This warning, is indeed a serious error, as if realloc() needs to reallocate the memory in another place, it will return a valid pointer pointing to a different place, invalidating the one you passed to the routine.

You can do:

chaine1 = realloc(chaine1, sizeof(char)*(taille1 + taille2 + 1));

instead. If you don't and realloc() moves the buffer to elsewhere, the memory pointed by chaine1 will be unallocated, and Undefined Behavior will be in force.
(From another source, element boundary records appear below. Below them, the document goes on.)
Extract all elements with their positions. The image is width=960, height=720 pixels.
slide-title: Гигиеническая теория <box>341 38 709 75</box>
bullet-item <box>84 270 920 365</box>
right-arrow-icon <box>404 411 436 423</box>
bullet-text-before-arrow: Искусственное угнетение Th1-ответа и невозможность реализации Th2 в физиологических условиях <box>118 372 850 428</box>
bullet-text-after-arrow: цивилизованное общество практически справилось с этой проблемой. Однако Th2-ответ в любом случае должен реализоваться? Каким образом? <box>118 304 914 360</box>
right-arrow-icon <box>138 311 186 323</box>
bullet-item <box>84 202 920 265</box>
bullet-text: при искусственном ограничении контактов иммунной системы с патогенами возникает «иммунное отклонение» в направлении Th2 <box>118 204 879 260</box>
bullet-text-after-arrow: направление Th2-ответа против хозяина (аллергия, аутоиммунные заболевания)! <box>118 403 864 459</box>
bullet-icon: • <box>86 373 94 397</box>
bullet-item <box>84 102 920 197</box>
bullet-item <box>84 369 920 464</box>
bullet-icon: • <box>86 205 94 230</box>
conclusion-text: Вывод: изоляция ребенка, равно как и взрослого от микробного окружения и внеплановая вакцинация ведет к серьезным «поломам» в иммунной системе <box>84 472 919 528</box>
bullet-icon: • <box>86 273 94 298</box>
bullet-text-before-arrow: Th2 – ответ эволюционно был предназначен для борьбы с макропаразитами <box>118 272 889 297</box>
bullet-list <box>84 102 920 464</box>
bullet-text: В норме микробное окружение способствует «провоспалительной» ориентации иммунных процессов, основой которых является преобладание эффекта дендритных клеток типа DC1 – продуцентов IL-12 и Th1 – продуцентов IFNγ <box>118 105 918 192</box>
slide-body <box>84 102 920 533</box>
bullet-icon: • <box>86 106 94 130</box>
Look that I check the pointer again, after realloc() has return, as it could be wrong (the original value will have been lost if you don't save it first, but you cannot continue, once realloc has failed)

Next is how your code should appear, after the modifications proposed:

#include <stdio.h>
#include <stdlib.h>
#include <math.h>
#include <string.h>

int main()
{   
    char* chaine1 = (char*)malloc(10*sizeof(char));
    char* chaine2 = (char*)malloc(10*sizeof(char));
   
    if(chaine1 == NULL || chaine2 == NULL)
        return -2;
   
    strcpy(chaine1, "Salut les");
    strcpy(chaine2, " codeurs!");
   
    printf("Chaine 1: %s\n", chaine1);
    printf("Chaine 2: %s\n", chaine2);
   
    int taille1 = strlen(chaine1);
    int taille2 = strlen(chaine2);
   
    char* tmp_chaine = (char*)malloc(sizeof(char)*10);
   
    if(tmp_chaine == NULL)
        return -2;
   
    strcpy(tmp_chaine, chaine1);
   
    chaine1 = realloc(chaine1, sizeof(char)*(taille1+taille2+1));

    if (chaine1 == NULL)
        return -3;
   
    for(int i = 0; i <= taille1; i++)
        chaine1[i] = tmp_chaine[i];

    for(int i = 0; i <= taille2; i++)
        chaine1[taille1+i] = chaine2[i];

    printf("%s", chaine1);

    return 0;
}